Off-Shore Wind Farm Gets Green Light in Massachusetts
GWEN IFILL: Now: a second major energy story.
As the government and industry struggled to contain the oil spill in the Gulf of Mexico, the government and industry also took a major step in another direction, opening the door to an entirely different alternative.
The nation's first wind farm will be built here, five miles off the coast of Massachusetts' Nantucket Island, in a shallow area of the sound known as Horseshoe Shoal. After nine years of debate and appeal, Interior Secretary Ken Salazar and Bay State Governor Deval Patrick announced the decision today in Boston.
KEN SALAZAR, U.S. interior secretary: Cape Wind will be the United States' first offshore wind farm, supplying clean power to homes and businesses in Massachusetts, while creating good jobs here in America. This will be the first of many projects up and down the Atlantic Coast.
GWEN IFILL: Patrick and governors of five other East Coast states lobbied Salazar to approve the project.
GOV. DEVAL PATRICK, D-Mass.: On behalf of the hundreds of men and women who will build this project, the thousands of Massachusetts rate-payers who will benefit from stable electric rates, and the millions of Americans whose security and prosperity depend on energy efficiency, thank you for this decision. Thank you.
America needs offshore wind power. And, with this project, Massachusetts will lead the nation.
GWEN IFILL: Once built, the farm would look something like this one off the coast of Denmark. It would cover 24 square miles, roughly the size of Manhattan, and have 130 wind turbines, each taller than the Statue of Liberty. That's 40 fewer than the 170 the developer originally requested.
Plans call for the site to produce 420 megawatts of electricity, enough to provide three-quarters of the power needed by Cape Cod and the islands.
KEN SALAZAR: To be sure, the path to approval for the United States' first offshore wind farm has not been an easy one.
GWEN IFILL: Opponents who have tried to kill project said they would still sue to block it. Fishermen, American Indian tribes, local residents, the late Senator Ted Kennedy and his successor, Scott Brown, have all raised concerns about the plan's environmental impact.
The tribes contend it would interfere with sacred rituals and desecrate tribal burial sites.
Cliff Carroll, who leads WindStop.org, spoke to the "NewsHour"'s Tom Bearden in 2005.
CLIFF CARROLL, WindStop.org: There's going to be a 10-story, 40,000-gallon oil-filled transformer station in the middle of this wind farm. We're very concerned that transformers which are prone to overheating could possibly have a massive malfunction, spilling the 40,000 gallons of oil into our fishing beds, our clam flats, and our fishing grounds.
GWEN IFILL: Still others argue that the plan will not be the environmental boon it promises.
Robert Bryce of "Energy Tribune" magazine.
ROBERT BRYCE, managing editor, "Energy Tribune": The wind energy sector would like to claim — and they have claimed repeatedly — that this is going to result in huge reductions in CO2.
And the — but the problem is, the data just simply doesn't support that.
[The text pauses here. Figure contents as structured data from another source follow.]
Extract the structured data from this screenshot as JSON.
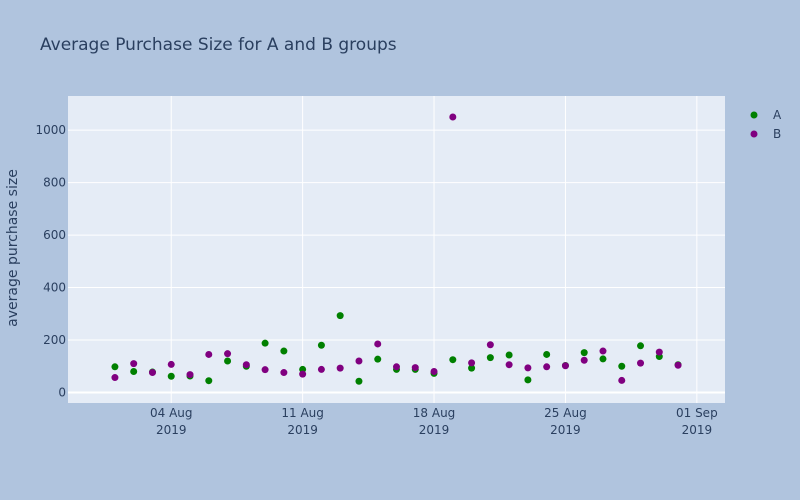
{
  "chart_data": {
    "type": "scatter",
    "title": "Average Purchase Size for A and B groups",
    "xlabel": "",
    "ylabel": "average purchase size",
    "x_axis_type": "date",
    "xlim": [
      "2019-07-29T12:00",
      "2019-09-02T12:00"
    ],
    "ylim": [
      -40,
      1130
    ],
    "y_ticks": [
      0,
      200,
      400,
      600,
      800,
      1000
    ],
    "x_ticks": [
      {
        "date": "2019-08-04",
        "line1": "04 Aug",
        "line2": "2019"
      },
      {
        "date": "2019-08-11",
        "line1": "11 Aug",
        "line2": "2019"
      },
      {
        "date": "2019-08-18",
        "line1": "18 Aug",
        "line2": "2019"
      },
      {
        "date": "2019-08-25",
        "line1": "25 Aug",
        "line2": "2019"
      },
      {
        "date": "2019-09-01",
        "line1": "01 Sep",
        "line2": "2019"
      }
    ],
    "grid": true,
    "legend_position": "top-right",
    "colors": {
      "paper": "#b0c4de",
      "plot": "#e5ecf6",
      "grid": "#ffffff",
      "A": "#008000",
      "B": "#800080"
    },
    "series": [
      {
        "name": "A",
        "color": "#008000",
        "points": [
          [
            "2019-08-01",
            98
          ],
          [
            "2019-08-02",
            80
          ],
          [
            "2019-08-03",
            78
          ],
          [
            "2019-08-04",
            62
          ],
          [
            "2019-08-05",
            63
          ],
          [
            "2019-08-06",
            45
          ],
          [
            "2019-08-07",
            120
          ],
          [
            "2019-08-08",
            100
          ],
          [
            "2019-08-09",
            188
          ],
          [
            "2019-08-10",
            158
          ],
          [
            "2019-08-11",
            88
          ],
          [
            "2019-08-12",
            180
          ],
          [
            "2019-08-13",
            293
          ],
          [
            "2019-08-14",
            43
          ],
          [
            "2019-08-15",
            127
          ],
          [
            "2019-08-16",
            88
          ],
          [
            "2019-08-17",
            88
          ],
          [
            "2019-08-18",
            73
          ],
          [
            "2019-08-19",
            125
          ],
          [
            "2019-08-20",
            93
          ],
          [
            "2019-08-21",
            133
          ],
          [
            "2019-08-22",
            143
          ],
          [
            "2019-08-23",
            48
          ],
          [
            "2019-08-24",
            145
          ],
          [
            "2019-08-25",
            103
          ],
          [
            "2019-08-26",
            152
          ],
          [
            "2019-08-27",
            128
          ],
          [
            "2019-08-28",
            100
          ],
          [
            "2019-08-29",
            178
          ],
          [
            "2019-08-30",
            137
          ],
          [
            "2019-08-31",
            106
          ]
        ]
      },
      {
        "name": "B",
        "color": "#800080",
        "points": [
          [
            "2019-08-01",
            57
          ],
          [
            "2019-08-02",
            110
          ],
          [
            "2019-08-03",
            76
          ],
          [
            "2019-08-04",
            107
          ],
          [
            "2019-08-05",
            68
          ],
          [
            "2019-08-06",
            145
          ],
          [
            "2019-08-07",
            148
          ],
          [
            "2019-08-08",
            106
          ],
          [
            "2019-08-09",
            87
          ],
          [
            "2019-08-10",
            76
          ],
          [
            "2019-08-11",
            70
          ],
          [
            "2019-08-12",
            88
          ],
          [
            "2019-08-13",
            93
          ],
          [
            "2019-08-14",
            120
          ],
          [
            "2019-08-15",
            185
          ],
          [
            "2019-08-16",
            98
          ],
          [
            "2019-08-17",
            95
          ],
          [
            "2019-08-18",
            80
          ],
          [
            "2019-08-19",
            1050
          ],
          [
            "2019-08-20",
            113
          ],
          [
            "2019-08-21",
            182
          ],
          [
            "2019-08-22",
            106
          ],
          [
            "2019-08-23",
            94
          ],
          [
            "2019-08-24",
            98
          ],
          [
            "2019-08-25",
            102
          ],
          [
            "2019-08-26",
            123
          ],
          [
            "2019-08-27",
            158
          ],
          [
            "2019-08-28",
            46
          ],
          [
            "2019-08-29",
            112
          ],
          [
            "2019-08-30",
            154
          ],
          [
            "2019-08-31",
            104
          ]
        ]
      }
    ]
  }
}
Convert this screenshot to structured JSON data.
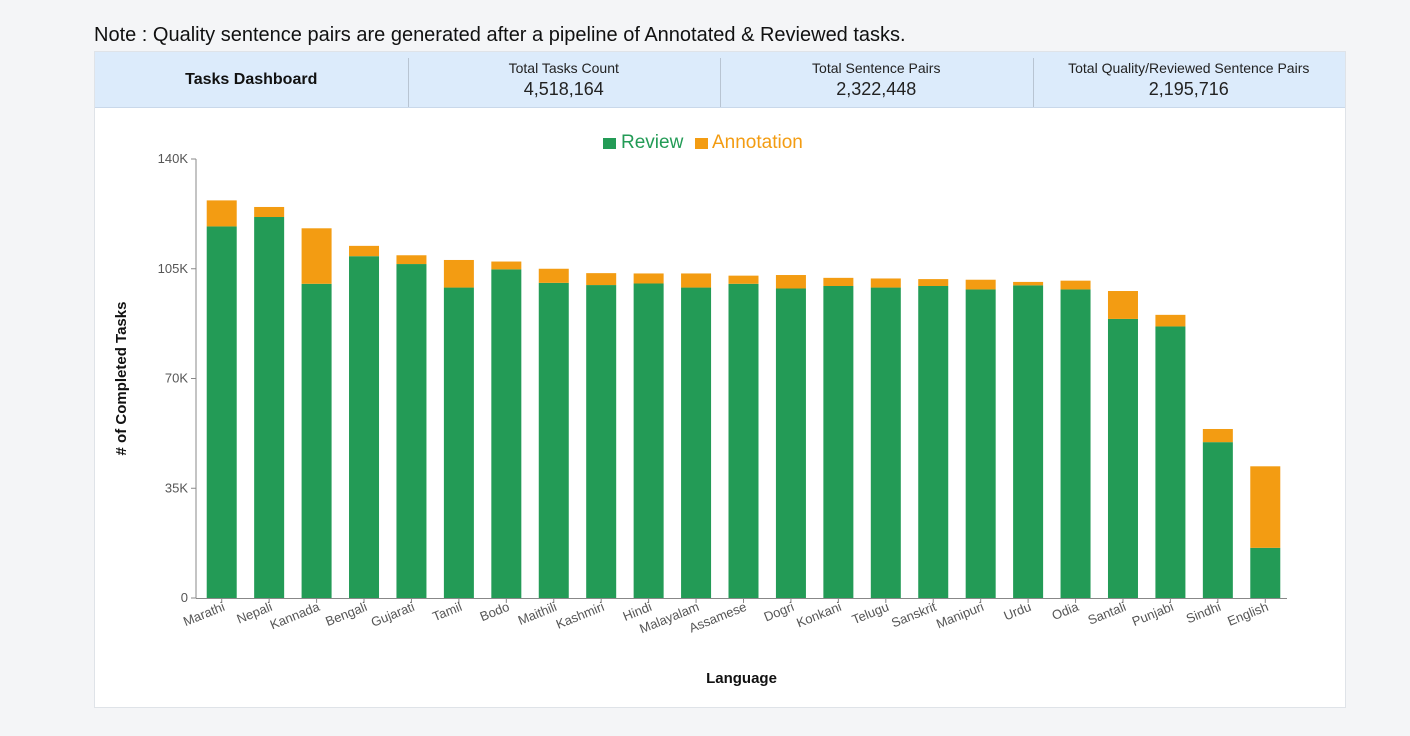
{
  "note": "Note : Quality sentence pairs are generated after a pipeline of Annotated & Reviewed tasks.",
  "stats": {
    "dashboard_title": "Tasks Dashboard",
    "total_tasks_label": "Total Tasks Count",
    "total_tasks_value": "4,518,164",
    "total_pairs_label": "Total Sentence Pairs",
    "total_pairs_value": "2,322,448",
    "total_quality_label": "Total Quality/Reviewed Sentence Pairs",
    "total_quality_value": "2,195,716"
  },
  "chart_data": {
    "type": "bar",
    "stacked": true,
    "xlabel": "Language",
    "ylabel": "# of Completed Tasks",
    "ylim": [
      0,
      140000
    ],
    "yticks": [
      0,
      35000,
      70000,
      105000,
      140000
    ],
    "ytick_labels": [
      "0",
      "35K",
      "70K",
      "105K",
      "140K"
    ],
    "legend_position": "top-center",
    "categories": [
      "Marathi",
      "Nepali",
      "Kannada",
      "Bengali",
      "Gujarati",
      "Tamil",
      "Bodo",
      "Maithili",
      "Kashmiri",
      "Hindi",
      "Malayalam",
      "Assamese",
      "Dogri",
      "Konkani",
      "Telugu",
      "Sanskrit",
      "Manipuri",
      "Urdu",
      "Odia",
      "Santali",
      "Punjabi",
      "Sindhi",
      "English"
    ],
    "series": [
      {
        "name": "Review",
        "color": "#239b56",
        "values": [
          118500,
          121500,
          100200,
          109000,
          106500,
          99000,
          104800,
          100500,
          99800,
          100300,
          99000,
          100200,
          98700,
          99500,
          99000,
          99500,
          98400,
          99700,
          98400,
          89000,
          86600,
          49700,
          16000
        ]
      },
      {
        "name": "Annotation",
        "color": "#f39c12",
        "values": [
          8300,
          3200,
          17700,
          3300,
          2800,
          8800,
          2500,
          4500,
          3800,
          3200,
          4500,
          2600,
          4300,
          2600,
          2900,
          2200,
          3100,
          1100,
          2800,
          8900,
          3700,
          4200,
          26000
        ]
      }
    ],
    "grid": false
  }
}
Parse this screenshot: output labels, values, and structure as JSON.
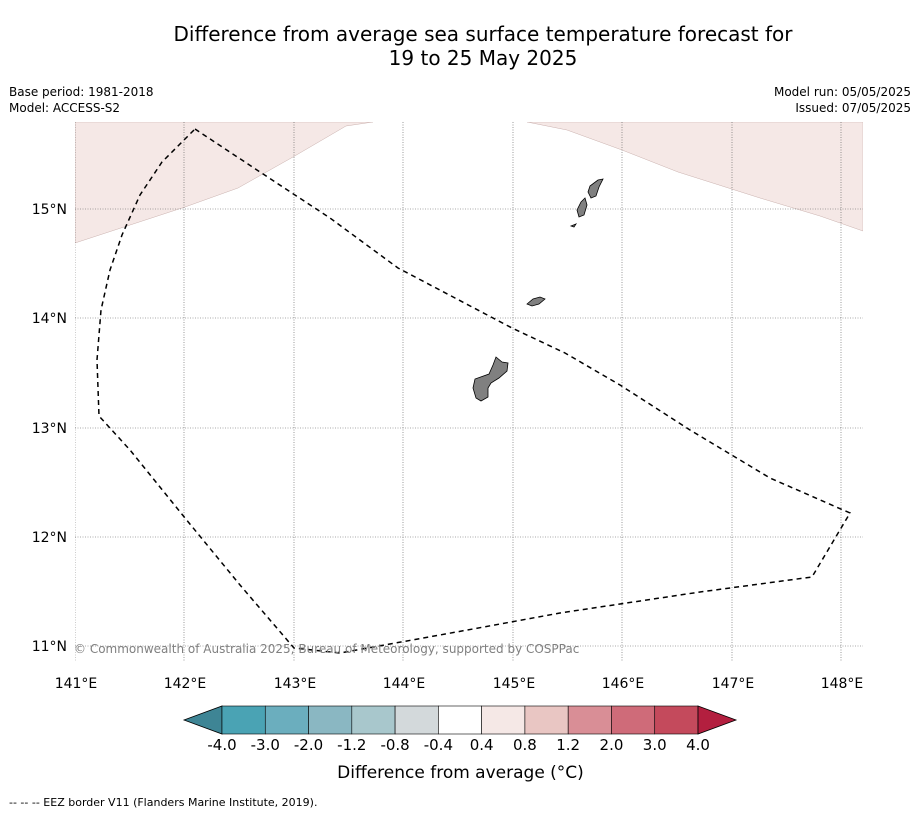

You can look at the numbers from Denmark, a country that is really leading the world in terms of installing wind — wind electricity generation capacity. And they have seen no reduction in CO2 emissions, despite huge investments in wind-generated electric capacity. And it's going to be very high-cost. And I think that's another problem.
GWEN IFILL: But President Obama has embraced wind energy. Just yesterday, he toured the Iowa factory that will make the turbines for the Cape Wind project.
MAN: And, so, when you got orders, naturally…
U.S. PRESIDENT BARACK OBAMA: You have got to expand.
MAN: … you have got to expand. You got to bring in more people to the facility.
GWEN IFILL: And, today, in Macon, Missouri, he said, increasing wind power could help the economy as well.
BARACK OBAMA: We began early last year by making the largest investment in clean energy in our nation's history. It's an investment that we expect will create or save up to 700,000 jobs across America by the end of 2012.
GWEN IFILL: Salazar said he's confident the decision will withstand legal challenges.
KEN SALAZAR: There are those who will say our energy challenges are too large and too complex for one wind farm to make a significant difference. To them, I say this: We are all part of a much bigger change that is sweeping America.
GWEN IFILL: Once begun, the Cape Wind project will take two years to complete.